High survival with the Rapid-i was also observed for blastocysts regardless of the day of vitrification which was similar to results obtained for open vitrification on day 5 and day 6 [3]. Comparisons of open and closed vitrification of blastocysts have all achieved similar survival and implantation rates [19–23] for both. In these comparisons, two closed tools have been used; the CBS straw [19, 21] and the Rapid-i [20, 22, 23]. High survival of blastocysts with closed vitrification in 15 % EG, 15 % DMSO and 0.5 M sucrose, at least with the Rapid-i [20, 23], indicates, as for oocytes, that there is no requirement for increased concentrations of cryoprotectants. The EG/DMSO combination together with a slightly higher sucrose concentration (0.65 M) and ficoll with the Rapid-i also achieves high survival and implantation rates for blastocysts [22]. Similarly, the combination of 16 % EG, 16 % PROH, 0.65 M sucrose and ficoll, used in the present study, has also achieved high rates indicating that adherence to the EG/DMSO combination is not mandatory with the Rapid-i. The high survival in the present study also supports the concept that artificial collapse of the blastocyst is not necessary.

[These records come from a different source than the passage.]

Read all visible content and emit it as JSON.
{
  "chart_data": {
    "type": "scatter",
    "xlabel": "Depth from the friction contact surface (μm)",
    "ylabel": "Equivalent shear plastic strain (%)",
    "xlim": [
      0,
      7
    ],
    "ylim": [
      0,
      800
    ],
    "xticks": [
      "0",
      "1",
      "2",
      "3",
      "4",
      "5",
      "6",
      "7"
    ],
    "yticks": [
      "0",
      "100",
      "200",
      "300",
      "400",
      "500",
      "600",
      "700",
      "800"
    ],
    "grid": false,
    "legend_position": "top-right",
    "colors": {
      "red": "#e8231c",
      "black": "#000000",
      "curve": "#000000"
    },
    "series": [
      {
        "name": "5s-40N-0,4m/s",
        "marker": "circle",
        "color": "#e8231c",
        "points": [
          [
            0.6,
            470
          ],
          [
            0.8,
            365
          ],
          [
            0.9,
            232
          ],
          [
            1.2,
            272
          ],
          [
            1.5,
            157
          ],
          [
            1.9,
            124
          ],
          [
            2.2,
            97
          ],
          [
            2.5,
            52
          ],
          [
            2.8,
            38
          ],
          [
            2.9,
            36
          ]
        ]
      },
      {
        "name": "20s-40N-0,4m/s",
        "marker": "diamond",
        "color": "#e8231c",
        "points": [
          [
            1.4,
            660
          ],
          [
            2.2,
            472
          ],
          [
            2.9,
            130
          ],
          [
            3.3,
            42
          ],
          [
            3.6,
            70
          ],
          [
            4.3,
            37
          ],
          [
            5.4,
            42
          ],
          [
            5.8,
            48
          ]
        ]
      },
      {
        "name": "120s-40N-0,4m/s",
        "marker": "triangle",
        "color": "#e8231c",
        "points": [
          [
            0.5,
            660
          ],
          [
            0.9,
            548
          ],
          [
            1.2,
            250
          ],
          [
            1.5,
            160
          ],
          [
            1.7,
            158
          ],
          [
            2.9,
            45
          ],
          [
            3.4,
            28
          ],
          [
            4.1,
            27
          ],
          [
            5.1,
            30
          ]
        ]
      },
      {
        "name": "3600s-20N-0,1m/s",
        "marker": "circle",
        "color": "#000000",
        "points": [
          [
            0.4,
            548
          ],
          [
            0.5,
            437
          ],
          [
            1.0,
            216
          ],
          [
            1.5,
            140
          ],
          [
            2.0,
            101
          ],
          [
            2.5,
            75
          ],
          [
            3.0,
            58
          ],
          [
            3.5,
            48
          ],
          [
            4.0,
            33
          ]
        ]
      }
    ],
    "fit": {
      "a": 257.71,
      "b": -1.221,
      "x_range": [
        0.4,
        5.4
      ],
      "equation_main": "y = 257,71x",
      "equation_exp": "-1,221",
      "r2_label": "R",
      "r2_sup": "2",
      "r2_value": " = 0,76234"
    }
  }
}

The results presented in the present study confirm that closed vitrification is an efficient reproducible approach for both oocyte and blastocyst vitrification, which minimises the possible risk of contamination.
Footnotes
Capsule Closed vitrification can achieve high survival and similar implantation rates to fresh for both human oocytes and blastocysts.